In concrete terms, this would mean that it would no longer be possible to register new cars with petrol, diesel or hybrid engines from 2027, a few years before the European deadline of 2035 and faster than all other European countries, except Norway. Used cars would follow in 2030.

"A survey shows that electric cars will cost the same as other cars in 2026,” explained Flemish mobility minister Lydia Peeters. “This eliminates a serious obstacle. In addition, many depreciated electric company cars will end up on the market."

The automotive organisation Touring "welcomes the electric revolution", but it believes that the availability of private and public charging infrastructure, security of supply and the cost of energy will determine whether this plan has a chance of success. It also points out that the electric car will not be able to offer a sufficient response to the needs of all motorists with regard to their personal or professional situation.

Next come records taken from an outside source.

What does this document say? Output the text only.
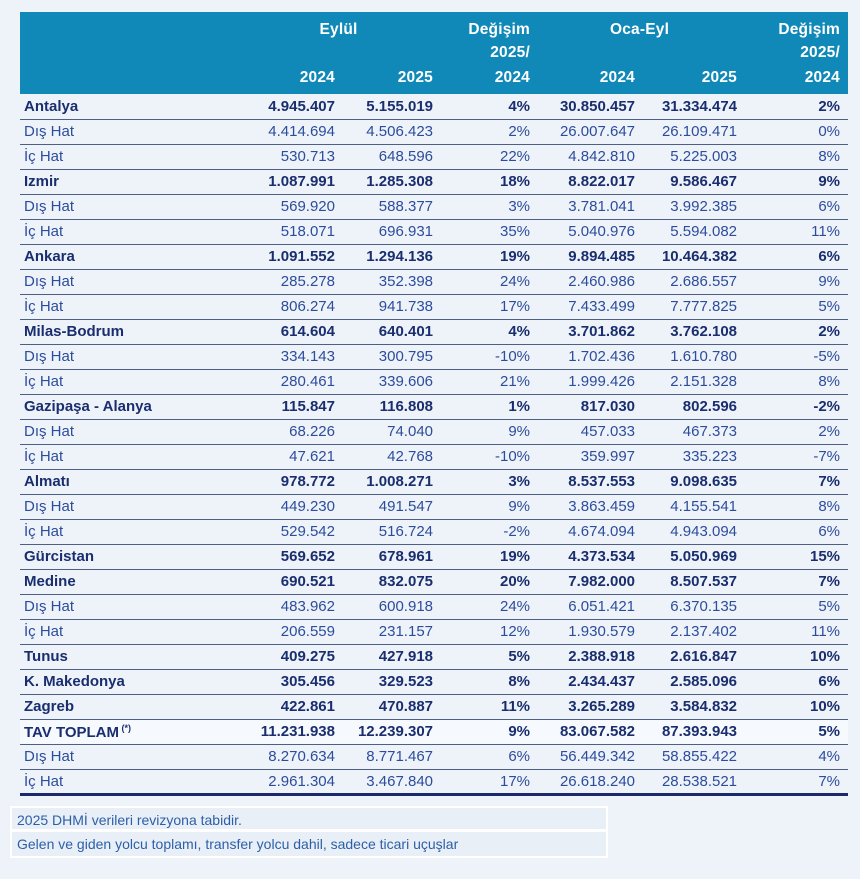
	Eylül		Değişim	Oca-Eyl		Değişim
			2025/			2025/
	2024	2025	2024	2024	2025	2024
Antalya	4.945.407	5.155.019	4%	30.850.457	31.334.474	2%
Dış Hat	4.414.694	4.506.423	2%	26.007.647	26.109.471	0%
İç Hat	530.713	648.596	22%	4.842.810	5.225.003	8%
Izmir	1.087.991	1.285.308	18%	8.822.017	9.586.467	9%
Dış Hat	569.920	588.377	3%	3.781.041	3.992.385	6%
İç Hat	518.071	696.931	35%	5.040.976	5.594.082	11%
Ankara	1.091.552	1.294.136	19%	9.894.485	10.464.382	6%
Dış Hat	285.278	352.398	24%	2.460.986	2.686.557	9%
İç Hat	806.274	941.738	17%	7.433.499	7.777.825	5%
Milas-Bodrum	614.604	640.401	4%	3.701.862	3.762.108	2%
Dış Hat	334.143	300.795	-10%	1.702.436	1.610.780	-5%
İç Hat	280.461	339.606	21%	1.999.426	2.151.328	8%
Gazipaşa - Alanya	115.847	116.808	1%	817.030	802.596	-2%
Dış Hat	68.226	74.040	9%	457.033	467.373	2%
İç Hat	47.621	42.768	-10%	359.997	335.223	-7%
Almatı	978.772	1.008.271	3%	8.537.553	9.098.635	7%
Dış Hat	449.230	491.547	9%	3.863.459	4.155.541	8%
İç Hat	529.542	516.724	-2%	4.674.094	4.943.094	6%
Gürcistan	569.652	678.961	19%	4.373.534	5.050.969	15%
Medine	690.521	832.075	20%	7.982.000	8.507.537	7%
Dış Hat	483.962	600.918	24%	6.051.421	6.370.135	5%
İç Hat	206.559	231.157	12%	1.930.579	2.137.402	11%
Tunus	409.275	427.918	5%	2.388.918	2.616.847	10%
K. Makedonya	305.456	329.523	8%	2.434.437	2.585.096	6%
Zagreb	422.861	470.887	11%	3.265.289	3.584.832	10%
TAV TOPLAM (*)	11.231.938	12.239.307	9%	83.067.582	87.393.943	5%
Dış Hat	8.270.634	8.771.467	6%	56.449.342	58.855.422	4%
İç Hat	2.961.304	3.467.840	17%	26.618.240	28.538.521	7%
2025 DHMİ verileri revizyona tabidir.
Gelen ve giden yolcu toplamı, transfer yolcu dahil, sadece ticari uçuşlar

"Public authorities must ask themselves whether forcing everyone to switch to electric in a few years will not have a higher cost than the benefit that will be derived," a statement from Touring said.

The organisation also has very serious doubts about the feasibility of such a measure for the second-hand market. In its eyes, the 2030 goal is "absolutely unattainable". With 600,000 registrations per year, this market is larger than that of new vehicles. And barely 5% of them are electric, it observed.

Meanwhile, in Brussels, the cabinet of the Brussels climate and energy minister Alain Maron announced that 250 additional charging stations for electric vehicles will be installed in the Brussels-Capital Region in 2022.

These installations will double the number of charging stations installed on the road so that a charging solution is located within 250 metres of each Brussels resident.

The Brussels government intends to deploy 11,000 charging stations by 2035 with the ambition of transforming the capital's car fleet in order to reduce CO² emissions related to transport.

A basic network of 250 charging stations for electric vehicles has already been installed in the Brussels region, as part of the project.

"Through this first batch, we will also install about 30 charging stations exclusively dedicated to car-sharing, and will test an innovative solution of charging points on public lighting," the minister's statement added.

In the coming years, other batches of charging stations will be put on the market and will gradually complete the network of charging stations installed in the capital.